Playoff touchdown passes
|1. BRADY, 2009-18||47|
|2. Joe Montana||45||1979-94|
|3. Brett Favre||44||1991-2010|
|4. Peyton Manning||40||1998-2015|
|5. Aaron Rodgers||36||2005-18|
Brady has six 3-touchdown playoff games since turning 37, which is one more than he had before then. He has just two touchdowns in this year’s AFC playoffs, when he was masterful, but New England finished eight scoring drives on the ground.
Playoff passing yards
|1. Peyton Manning||7,339||1998-2015|
|2. BRADY, 2009-18||6,963|
|3. Brett Favre||5,855||1991-2010|
|4. Joe Montana||5,772||1979-94|
|5. Ben Roethlisberger||5,256||2004-18|
Manning made the playoffs 15 times, yet if Brady throws for more than 376 yards in the 2019 Super Bowl against the Rams, he’ll usurp Manning’s whole career in his last 10 postseasons. Accumulating yardage is certainly circumstantial and relates to opportunity, and Manning’s nine one-and-dones are trumped by Brady’s eight straight AFC championship appearances.
4th-quarter playoff comebacks
|1. BRADY, 2009-18||6|
|2. Joe Montana||5||1979-94|
|t3. Terry Bradshaw||4||1970-83|
|t3. John Elway||4||1983-98|
|t3. Russell Wilson||4||2012-18|
Trailing the Seahawks by 10 points in the final period and falling behind the Falcons 28-3 in the latter part of the third quarter should probably count double. They don’t, and yet post-surgery Brady still leads.
Game-winning playoff drives
|t1. BRADY, 2009-18||6|
|t1. John Elway||6||1983-98|
|t3. Eli Manning||5||2004-18|
|t3. Joe Montana||5||1979-94|
|5. Dan Marino||4||1983-99|
If there was no Snow Bowl, no Madden-defying drive against the Rams, no championship-producing march against the Panthers, and no 66-yard response to put the Pats ahead of the Eagles to stay in Super Bowl XXXIX, Brady would still have authored as many game-winning, fourth-quarter (or later) playoff drives as any quarterback ever has.
And that doesn’t even include the two times in the past seven years he’s led a go-ahead drive only to see his defense give back the advantage.
Brady may not play this [expletive] to go to Pro Bowls, but he’s been named to the AFC squad each of the past 10 seasons. Peyton Manning, Favre, and Brees are the only other quarterbacks to earn more than 10 nods in their careers.
Manning, Favre, and Johnny Unitas are the only QBs to win more than the two MVP awards Brady has earned since 2009, and Montana is the only QB with more Super Bowl MVPs than the two (and counting?) Brady has claimed in that same span.
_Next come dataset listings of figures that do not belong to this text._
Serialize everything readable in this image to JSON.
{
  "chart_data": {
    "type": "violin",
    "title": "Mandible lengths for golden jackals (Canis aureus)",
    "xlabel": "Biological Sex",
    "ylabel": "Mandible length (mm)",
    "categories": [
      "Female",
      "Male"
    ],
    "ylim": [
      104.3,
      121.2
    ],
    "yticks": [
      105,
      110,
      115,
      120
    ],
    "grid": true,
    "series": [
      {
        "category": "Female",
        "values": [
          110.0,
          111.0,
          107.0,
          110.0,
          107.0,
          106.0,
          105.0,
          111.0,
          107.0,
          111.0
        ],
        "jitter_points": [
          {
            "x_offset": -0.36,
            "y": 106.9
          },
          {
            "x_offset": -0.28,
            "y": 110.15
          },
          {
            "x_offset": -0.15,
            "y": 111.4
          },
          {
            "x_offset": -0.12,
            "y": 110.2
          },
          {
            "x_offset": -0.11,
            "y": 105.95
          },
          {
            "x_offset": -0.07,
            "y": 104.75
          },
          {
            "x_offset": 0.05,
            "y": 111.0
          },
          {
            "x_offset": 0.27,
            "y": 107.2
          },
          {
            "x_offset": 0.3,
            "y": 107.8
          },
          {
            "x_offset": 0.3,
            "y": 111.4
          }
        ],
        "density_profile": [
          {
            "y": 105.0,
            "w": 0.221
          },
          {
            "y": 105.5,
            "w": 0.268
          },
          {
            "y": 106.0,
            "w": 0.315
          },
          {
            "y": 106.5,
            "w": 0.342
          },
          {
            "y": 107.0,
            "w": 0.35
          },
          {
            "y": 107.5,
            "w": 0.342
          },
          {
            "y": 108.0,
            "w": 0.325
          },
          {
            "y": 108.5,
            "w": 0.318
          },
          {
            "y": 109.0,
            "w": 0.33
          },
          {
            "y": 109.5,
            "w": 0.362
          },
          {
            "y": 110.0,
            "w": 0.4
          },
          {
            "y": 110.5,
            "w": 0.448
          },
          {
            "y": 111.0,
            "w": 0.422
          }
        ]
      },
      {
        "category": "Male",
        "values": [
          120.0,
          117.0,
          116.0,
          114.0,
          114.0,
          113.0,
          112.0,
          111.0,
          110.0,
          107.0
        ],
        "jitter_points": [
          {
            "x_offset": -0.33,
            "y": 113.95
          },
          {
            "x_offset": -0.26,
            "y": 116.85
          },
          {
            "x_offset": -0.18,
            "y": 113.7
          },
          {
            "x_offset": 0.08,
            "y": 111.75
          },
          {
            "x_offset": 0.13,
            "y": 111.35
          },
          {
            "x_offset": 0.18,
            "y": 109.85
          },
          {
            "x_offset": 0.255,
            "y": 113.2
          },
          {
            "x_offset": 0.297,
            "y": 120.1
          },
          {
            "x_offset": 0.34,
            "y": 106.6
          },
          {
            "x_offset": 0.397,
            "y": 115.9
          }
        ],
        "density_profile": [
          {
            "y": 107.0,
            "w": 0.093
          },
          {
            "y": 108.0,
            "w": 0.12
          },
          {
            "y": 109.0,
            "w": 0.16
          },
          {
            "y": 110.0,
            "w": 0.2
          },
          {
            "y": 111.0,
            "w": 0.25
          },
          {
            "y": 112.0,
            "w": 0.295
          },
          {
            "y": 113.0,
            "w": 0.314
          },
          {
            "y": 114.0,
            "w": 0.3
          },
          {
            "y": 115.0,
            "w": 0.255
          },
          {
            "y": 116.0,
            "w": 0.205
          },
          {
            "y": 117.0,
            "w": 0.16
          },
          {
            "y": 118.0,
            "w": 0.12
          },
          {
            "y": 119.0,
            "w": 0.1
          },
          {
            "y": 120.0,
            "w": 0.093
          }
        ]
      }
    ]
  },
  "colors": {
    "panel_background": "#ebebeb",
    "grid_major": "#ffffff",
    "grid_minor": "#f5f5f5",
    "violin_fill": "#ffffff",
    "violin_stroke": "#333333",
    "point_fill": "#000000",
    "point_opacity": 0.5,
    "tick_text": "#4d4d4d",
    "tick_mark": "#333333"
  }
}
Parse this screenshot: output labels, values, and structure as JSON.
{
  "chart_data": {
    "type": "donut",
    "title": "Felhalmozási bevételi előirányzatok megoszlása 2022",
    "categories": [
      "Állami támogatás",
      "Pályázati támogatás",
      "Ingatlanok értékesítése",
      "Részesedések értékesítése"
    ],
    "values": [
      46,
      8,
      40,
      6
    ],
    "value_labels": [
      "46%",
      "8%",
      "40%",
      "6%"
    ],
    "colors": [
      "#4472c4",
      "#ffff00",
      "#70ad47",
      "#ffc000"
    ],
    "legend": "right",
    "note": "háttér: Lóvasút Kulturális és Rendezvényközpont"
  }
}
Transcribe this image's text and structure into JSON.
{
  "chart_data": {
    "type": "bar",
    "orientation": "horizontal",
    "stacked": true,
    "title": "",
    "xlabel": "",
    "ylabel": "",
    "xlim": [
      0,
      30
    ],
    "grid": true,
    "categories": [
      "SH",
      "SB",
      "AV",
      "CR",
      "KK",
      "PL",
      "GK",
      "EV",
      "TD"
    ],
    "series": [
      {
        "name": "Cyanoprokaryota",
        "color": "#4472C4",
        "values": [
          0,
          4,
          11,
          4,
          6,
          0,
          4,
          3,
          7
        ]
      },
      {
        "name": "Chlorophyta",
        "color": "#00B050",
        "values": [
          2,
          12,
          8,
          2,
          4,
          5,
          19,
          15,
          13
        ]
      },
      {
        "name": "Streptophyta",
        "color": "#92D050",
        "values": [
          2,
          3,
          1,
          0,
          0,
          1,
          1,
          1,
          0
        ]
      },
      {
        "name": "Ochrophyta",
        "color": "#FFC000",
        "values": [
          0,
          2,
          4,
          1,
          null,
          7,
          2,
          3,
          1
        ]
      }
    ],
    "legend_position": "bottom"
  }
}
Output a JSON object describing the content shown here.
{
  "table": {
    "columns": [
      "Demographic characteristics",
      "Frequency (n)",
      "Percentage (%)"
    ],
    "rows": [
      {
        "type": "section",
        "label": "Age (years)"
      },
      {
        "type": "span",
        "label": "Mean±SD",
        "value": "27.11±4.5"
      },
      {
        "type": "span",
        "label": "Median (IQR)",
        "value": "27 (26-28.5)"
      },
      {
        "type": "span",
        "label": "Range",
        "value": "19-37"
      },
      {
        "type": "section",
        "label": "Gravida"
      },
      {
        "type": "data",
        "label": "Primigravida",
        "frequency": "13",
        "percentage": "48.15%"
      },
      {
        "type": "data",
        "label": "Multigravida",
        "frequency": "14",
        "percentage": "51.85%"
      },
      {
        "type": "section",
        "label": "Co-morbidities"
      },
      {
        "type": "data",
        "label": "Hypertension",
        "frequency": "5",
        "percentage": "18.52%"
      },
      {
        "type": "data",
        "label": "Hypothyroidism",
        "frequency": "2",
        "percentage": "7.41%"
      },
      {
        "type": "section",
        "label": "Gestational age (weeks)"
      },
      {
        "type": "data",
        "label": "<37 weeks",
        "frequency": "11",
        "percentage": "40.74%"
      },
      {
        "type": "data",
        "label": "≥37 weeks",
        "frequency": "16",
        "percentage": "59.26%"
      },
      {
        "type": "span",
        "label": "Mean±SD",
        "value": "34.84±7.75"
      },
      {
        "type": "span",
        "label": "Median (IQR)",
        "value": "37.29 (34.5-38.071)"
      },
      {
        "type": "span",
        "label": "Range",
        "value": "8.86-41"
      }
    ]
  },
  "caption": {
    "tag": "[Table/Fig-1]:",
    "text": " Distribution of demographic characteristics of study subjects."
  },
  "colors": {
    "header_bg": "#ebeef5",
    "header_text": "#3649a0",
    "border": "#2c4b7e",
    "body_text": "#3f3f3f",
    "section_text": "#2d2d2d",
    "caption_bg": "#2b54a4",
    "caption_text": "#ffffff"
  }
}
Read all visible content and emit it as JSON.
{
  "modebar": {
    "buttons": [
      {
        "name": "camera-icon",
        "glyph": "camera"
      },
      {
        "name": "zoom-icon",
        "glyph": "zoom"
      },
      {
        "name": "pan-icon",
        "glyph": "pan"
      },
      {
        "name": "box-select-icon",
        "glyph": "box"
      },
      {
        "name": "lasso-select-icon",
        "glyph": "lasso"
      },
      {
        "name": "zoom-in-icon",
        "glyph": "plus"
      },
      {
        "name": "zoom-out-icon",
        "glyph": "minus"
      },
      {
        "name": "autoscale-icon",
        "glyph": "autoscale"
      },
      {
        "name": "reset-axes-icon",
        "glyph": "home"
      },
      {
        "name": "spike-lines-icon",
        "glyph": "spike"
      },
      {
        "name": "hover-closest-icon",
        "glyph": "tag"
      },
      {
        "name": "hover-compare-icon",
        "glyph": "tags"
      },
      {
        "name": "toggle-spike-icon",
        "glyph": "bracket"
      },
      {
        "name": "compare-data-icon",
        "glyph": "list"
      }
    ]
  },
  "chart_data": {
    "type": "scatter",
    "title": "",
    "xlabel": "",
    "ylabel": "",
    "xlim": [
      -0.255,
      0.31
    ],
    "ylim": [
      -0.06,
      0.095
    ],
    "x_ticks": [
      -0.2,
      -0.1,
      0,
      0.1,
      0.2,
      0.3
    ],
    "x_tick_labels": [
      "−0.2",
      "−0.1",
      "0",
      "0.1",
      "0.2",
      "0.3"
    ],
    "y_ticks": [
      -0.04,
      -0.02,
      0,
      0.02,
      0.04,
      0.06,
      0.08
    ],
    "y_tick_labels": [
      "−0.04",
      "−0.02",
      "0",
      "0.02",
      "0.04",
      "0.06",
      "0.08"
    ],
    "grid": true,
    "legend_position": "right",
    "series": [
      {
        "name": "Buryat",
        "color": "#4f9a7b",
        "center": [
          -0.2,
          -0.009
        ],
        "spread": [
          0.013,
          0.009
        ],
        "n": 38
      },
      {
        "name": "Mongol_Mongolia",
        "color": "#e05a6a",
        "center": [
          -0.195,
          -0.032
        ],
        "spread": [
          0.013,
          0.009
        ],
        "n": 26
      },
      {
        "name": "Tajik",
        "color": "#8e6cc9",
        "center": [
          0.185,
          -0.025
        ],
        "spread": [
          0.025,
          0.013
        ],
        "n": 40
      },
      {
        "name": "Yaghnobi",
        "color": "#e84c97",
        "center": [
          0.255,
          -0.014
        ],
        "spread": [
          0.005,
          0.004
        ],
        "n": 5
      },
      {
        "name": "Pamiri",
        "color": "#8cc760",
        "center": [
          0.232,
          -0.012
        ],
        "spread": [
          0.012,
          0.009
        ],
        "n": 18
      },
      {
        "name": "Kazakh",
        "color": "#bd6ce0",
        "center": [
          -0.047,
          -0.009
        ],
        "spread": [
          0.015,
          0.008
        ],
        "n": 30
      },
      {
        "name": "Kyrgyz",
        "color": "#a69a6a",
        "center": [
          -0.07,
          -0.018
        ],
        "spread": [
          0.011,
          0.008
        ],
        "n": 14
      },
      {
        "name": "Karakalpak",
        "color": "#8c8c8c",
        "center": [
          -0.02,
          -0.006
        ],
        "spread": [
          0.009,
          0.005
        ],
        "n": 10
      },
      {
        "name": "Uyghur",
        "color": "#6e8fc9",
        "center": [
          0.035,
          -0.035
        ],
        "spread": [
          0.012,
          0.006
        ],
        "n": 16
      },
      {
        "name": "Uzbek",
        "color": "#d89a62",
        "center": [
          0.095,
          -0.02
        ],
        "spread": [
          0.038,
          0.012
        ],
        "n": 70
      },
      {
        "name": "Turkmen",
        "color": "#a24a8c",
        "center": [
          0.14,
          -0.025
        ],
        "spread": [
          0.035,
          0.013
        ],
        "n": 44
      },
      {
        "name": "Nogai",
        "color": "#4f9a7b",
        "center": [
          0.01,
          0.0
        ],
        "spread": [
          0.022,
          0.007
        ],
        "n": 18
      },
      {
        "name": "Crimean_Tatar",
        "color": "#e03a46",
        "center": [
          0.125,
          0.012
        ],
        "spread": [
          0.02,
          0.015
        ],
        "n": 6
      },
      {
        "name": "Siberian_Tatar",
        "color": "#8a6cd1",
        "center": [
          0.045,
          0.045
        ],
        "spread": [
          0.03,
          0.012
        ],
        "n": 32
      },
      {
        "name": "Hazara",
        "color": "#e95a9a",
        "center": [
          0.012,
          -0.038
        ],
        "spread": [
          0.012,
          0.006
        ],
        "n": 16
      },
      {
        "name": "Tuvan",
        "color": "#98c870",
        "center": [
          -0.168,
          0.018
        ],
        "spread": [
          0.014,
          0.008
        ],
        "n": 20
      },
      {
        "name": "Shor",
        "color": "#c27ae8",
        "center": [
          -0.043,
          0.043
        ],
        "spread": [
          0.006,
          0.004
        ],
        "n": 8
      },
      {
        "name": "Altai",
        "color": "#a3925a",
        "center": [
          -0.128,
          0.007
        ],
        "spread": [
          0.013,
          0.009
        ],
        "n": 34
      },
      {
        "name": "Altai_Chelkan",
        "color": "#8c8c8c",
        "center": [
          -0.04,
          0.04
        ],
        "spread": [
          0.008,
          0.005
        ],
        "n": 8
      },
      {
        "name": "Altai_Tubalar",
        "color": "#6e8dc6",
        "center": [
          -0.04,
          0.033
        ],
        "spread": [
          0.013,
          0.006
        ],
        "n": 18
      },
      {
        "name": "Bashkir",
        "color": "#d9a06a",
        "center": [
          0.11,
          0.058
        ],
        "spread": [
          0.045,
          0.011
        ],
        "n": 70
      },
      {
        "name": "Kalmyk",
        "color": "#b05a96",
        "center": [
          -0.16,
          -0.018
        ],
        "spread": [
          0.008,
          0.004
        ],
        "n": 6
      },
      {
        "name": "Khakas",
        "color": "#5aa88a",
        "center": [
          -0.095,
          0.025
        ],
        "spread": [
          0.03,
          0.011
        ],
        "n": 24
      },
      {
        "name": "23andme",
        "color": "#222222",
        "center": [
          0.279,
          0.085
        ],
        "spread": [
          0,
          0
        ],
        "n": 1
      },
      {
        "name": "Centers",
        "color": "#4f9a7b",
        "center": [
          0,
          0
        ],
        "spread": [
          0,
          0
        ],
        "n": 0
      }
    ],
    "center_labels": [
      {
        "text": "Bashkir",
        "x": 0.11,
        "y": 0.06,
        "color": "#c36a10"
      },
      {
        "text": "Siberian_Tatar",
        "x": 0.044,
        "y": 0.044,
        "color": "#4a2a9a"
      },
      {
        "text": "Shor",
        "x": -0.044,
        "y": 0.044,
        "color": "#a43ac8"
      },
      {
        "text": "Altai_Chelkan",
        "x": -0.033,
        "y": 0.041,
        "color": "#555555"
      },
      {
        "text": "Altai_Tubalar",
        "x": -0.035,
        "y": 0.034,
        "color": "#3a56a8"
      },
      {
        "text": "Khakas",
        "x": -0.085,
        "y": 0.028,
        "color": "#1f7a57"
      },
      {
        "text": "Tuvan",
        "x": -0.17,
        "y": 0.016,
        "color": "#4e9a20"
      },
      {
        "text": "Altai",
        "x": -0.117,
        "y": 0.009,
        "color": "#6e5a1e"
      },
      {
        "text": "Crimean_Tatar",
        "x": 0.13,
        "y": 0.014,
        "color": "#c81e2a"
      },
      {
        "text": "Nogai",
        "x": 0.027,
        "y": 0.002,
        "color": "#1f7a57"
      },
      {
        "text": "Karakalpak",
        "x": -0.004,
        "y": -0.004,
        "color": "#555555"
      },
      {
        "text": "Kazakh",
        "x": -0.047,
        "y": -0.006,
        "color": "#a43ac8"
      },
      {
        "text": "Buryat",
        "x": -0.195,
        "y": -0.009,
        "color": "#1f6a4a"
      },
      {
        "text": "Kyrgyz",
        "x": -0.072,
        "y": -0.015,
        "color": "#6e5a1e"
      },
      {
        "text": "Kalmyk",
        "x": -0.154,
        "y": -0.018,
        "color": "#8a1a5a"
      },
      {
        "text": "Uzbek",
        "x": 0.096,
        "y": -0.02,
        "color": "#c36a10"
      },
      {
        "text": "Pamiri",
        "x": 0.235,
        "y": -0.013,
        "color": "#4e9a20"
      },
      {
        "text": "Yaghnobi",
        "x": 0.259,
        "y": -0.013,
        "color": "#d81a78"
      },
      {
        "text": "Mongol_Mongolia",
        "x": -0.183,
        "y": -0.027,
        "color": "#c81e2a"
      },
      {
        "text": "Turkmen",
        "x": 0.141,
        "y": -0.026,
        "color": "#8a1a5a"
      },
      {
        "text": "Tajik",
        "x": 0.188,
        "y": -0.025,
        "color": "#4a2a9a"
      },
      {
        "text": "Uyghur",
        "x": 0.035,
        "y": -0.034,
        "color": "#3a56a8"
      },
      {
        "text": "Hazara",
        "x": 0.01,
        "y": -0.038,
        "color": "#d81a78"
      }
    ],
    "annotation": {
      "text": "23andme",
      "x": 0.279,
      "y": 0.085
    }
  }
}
On top of that, Brady’s led the league in TD passes twice more in the past decade and has also paced the NFL in both passing yards and passer rating in different seasons.
So, would post-surgery Brady be the GOAT?
Brady’s past decade compares respectably to other candidates’ entire careers. His achievements as a winner and a postseason performer in that time should be the envy of all except maybe Montana.
And, remember, it’s not over. Before he hangs up his Under Armours for this season, Brady could well have another Super Bowl title — and Super Bowl MVP — added to his resume. If he fulfills his informal promise of playing to age 45, a merely average level of play will have his reconstructed ACL to the cusp of the top five in career yards, touchdowns, and probably wins.
Which makes it even clearer that claiming any quarterback has been better than Brady when considering his entire body of work has long since become a brand of lunacy espoused exclusively by trolls.